AI doesn’t only benefit automakers, it also changes the driver experience. For example, real-time telematics can alert a driver if tyre pressure drops suddenly or if engine temperature spikes before it becomes a breakdown. 

These small, targeted interactions build a sense that the car is paying attention, which over time turns occasional buyers into repeat customers.OEMs in India are already building on this. Ather Energy, which already uses Salesforce to run its dealer network, is now deploying Agentforce to personalise customer journeys and predict customer needs before they become obvious.

Ather Energy uses Agentforce Automotive to create personalised customer journeys to unlock predictive insights.

For example, with Agentforce Automotive, automakers can build and deploy AI agents that deliver accurate, reliable information to customers. Let’s say an issue arises with a vehicle. The autonomous agent can proactively notify the driver and schedule a service appointment on their behalf.

Service is also moving in the same direction. AI now tracks everything from tyre wear and battery health to brake condition. These are components that degrade predictably but often go unnoticed until something fails. Instead of reacting to breakdowns, drivers receive maintenance alerts in advance. 

This shift from reactive to predictive service cuts downtime, improves safety, and builds trust. This matters because reliability still drives brand loyalty.

From vehicle to ecosystem: Connecting every touchpoint in the automotive system

The real opportunity isn’t in individual features but in connecting them. When AI links data across the customer journey, every interaction becomes more informed:

  • Sales teams can tailor financing offers based on actual driving behaviour
  • Insurance pricing can reflect real usage rather than broad demographics
  • Service can be scheduled before something fails

The car, the app, the dealership, and the service centre stop operating in silos.

Making this work requires infrastructure capable of ingesting data from many sources and making it usable across the automotive ecosystem. That’s where platforms designed for interoperability come in. 

Salesforce’s Connected Vehicle app, part of Agentforce Automotive, is built around this bring-your-own-data approach. Automakers aren’t locked into a single data format, vendor, or system. Developed in partnership with Amazon Web Services and Qualcomm, the platform integrates vehicle telemetry, customer data, and retail information from the systems an OEM already uses. 

All of this is also built on the Automotive Industry Foundation, which supports standard data formats across the industry, including connected vehicle protocols and dealer lead exchanges.

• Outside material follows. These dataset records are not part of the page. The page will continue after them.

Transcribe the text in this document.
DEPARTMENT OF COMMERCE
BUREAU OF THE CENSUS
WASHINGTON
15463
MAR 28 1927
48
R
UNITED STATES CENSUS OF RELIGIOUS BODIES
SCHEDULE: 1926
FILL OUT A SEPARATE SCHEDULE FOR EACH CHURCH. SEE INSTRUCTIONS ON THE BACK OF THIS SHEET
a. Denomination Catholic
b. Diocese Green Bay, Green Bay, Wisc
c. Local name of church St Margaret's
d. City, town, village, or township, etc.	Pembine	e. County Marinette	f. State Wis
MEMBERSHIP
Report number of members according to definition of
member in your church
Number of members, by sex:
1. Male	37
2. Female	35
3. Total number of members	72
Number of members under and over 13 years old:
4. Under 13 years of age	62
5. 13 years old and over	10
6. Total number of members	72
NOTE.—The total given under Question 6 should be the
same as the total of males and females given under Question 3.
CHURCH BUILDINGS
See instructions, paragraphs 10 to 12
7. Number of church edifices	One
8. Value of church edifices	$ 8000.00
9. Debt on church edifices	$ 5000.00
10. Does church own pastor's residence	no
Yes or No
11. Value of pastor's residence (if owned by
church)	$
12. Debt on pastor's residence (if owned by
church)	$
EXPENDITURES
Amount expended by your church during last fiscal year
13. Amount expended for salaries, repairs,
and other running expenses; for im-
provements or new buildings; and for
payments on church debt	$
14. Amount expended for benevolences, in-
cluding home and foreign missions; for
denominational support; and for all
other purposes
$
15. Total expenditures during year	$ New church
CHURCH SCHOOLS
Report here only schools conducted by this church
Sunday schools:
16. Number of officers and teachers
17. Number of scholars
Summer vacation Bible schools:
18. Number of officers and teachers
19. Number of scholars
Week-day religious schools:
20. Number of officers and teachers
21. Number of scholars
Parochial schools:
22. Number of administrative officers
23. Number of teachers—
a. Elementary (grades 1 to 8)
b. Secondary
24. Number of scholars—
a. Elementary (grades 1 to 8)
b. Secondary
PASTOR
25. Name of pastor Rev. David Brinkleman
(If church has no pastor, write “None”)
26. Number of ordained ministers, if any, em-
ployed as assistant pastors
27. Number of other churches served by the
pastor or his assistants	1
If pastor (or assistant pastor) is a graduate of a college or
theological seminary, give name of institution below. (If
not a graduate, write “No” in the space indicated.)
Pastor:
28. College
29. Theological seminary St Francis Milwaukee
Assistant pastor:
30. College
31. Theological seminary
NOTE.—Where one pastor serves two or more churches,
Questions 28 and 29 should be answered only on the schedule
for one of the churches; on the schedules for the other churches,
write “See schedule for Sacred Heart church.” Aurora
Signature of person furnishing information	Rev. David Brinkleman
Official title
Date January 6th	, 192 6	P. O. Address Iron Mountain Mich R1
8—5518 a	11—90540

Predict next steps with unified customer and vehicle data with Agentforce Automotive

India’s connected vehicle advantage for consumers, infrastructure, and execution

India has the fundamentals in place. According to Deloitte’s 2025 Global Automotive Consumer Study:

  • 82% view AI integrated in vehicle systems to be beneficial
  • 87% of Indian customers consider vehicle-smartphone connectivity important—the highest among surveyed economies
  • ~80% are willing to share personal data and pay extra for services like personalised insurance offers, infotainment, and more 

The appetite is there, and so is the infrastructure. Smartphone penetration is high, 4G/5G networks are expanding, and EV adoption is climbing.

But consumer readiness is only part of it. India has the largest pool of software engineers globally and an established manufacturing base. The government is also backing this shift. The National Semiconductor Mission, for example, has allocated ₹76,000 crore by 2029 to build chip production capacity. 

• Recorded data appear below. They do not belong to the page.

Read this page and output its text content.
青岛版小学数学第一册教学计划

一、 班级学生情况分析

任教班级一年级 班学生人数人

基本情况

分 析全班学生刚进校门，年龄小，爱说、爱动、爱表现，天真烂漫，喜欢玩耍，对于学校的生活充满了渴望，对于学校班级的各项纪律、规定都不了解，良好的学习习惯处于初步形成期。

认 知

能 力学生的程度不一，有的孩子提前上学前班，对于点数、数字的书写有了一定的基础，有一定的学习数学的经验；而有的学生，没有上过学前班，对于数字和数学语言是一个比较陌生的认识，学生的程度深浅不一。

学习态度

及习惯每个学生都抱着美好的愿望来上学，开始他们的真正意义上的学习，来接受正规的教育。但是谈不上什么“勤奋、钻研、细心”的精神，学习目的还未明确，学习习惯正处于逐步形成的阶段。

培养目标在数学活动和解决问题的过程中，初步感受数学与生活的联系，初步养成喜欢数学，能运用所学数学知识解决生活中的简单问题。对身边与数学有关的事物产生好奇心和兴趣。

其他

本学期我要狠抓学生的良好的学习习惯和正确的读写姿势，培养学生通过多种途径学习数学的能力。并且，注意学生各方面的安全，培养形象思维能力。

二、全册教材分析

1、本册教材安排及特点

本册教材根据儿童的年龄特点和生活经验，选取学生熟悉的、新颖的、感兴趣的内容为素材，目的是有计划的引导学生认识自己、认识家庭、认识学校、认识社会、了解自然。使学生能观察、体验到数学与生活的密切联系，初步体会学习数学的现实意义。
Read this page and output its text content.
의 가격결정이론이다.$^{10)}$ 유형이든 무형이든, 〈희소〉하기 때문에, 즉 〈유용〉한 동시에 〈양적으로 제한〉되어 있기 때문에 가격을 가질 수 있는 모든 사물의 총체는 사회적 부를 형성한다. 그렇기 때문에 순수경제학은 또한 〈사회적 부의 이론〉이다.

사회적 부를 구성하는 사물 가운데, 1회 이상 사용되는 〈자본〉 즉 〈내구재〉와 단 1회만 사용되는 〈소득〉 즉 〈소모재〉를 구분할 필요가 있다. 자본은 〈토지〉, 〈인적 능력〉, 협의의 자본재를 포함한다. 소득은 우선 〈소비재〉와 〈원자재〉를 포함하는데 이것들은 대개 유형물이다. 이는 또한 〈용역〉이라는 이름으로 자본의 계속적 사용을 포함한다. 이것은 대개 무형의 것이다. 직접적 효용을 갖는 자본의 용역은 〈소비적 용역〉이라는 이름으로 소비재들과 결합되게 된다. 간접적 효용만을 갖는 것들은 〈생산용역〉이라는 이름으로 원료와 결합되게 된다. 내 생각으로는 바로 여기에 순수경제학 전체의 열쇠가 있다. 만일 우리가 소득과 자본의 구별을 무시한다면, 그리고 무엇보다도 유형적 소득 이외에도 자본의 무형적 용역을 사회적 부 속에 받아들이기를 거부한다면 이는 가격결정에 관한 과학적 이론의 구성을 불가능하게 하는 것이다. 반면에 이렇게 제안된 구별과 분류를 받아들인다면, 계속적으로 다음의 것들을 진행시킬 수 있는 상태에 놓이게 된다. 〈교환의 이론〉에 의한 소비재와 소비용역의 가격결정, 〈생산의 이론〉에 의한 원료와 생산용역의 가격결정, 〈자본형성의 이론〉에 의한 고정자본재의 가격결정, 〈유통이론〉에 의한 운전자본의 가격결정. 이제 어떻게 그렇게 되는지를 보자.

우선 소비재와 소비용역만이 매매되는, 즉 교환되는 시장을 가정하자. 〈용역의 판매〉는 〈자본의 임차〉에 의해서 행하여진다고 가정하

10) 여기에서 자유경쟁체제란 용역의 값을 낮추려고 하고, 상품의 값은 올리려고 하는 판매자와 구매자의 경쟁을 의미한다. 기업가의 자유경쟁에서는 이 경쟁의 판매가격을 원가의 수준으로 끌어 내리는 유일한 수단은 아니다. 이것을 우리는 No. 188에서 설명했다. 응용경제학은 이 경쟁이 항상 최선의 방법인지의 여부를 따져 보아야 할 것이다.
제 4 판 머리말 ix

The implementation layer is also coming together. IT service companies are partnering with cloud solutions — like Wipro with Salesforce — to help OEMs deploy custom connected vehicle platforms.

The question isn’t whether connected vehicles will take off in India. It’s whether Indian OEMs will lead the category. Because the ones building AI-powered connected platforms are securing long-term customer relationships in a market where post-purchase engagement now determines brand loyalty. 

The advantage goes to the ones who drive out  first.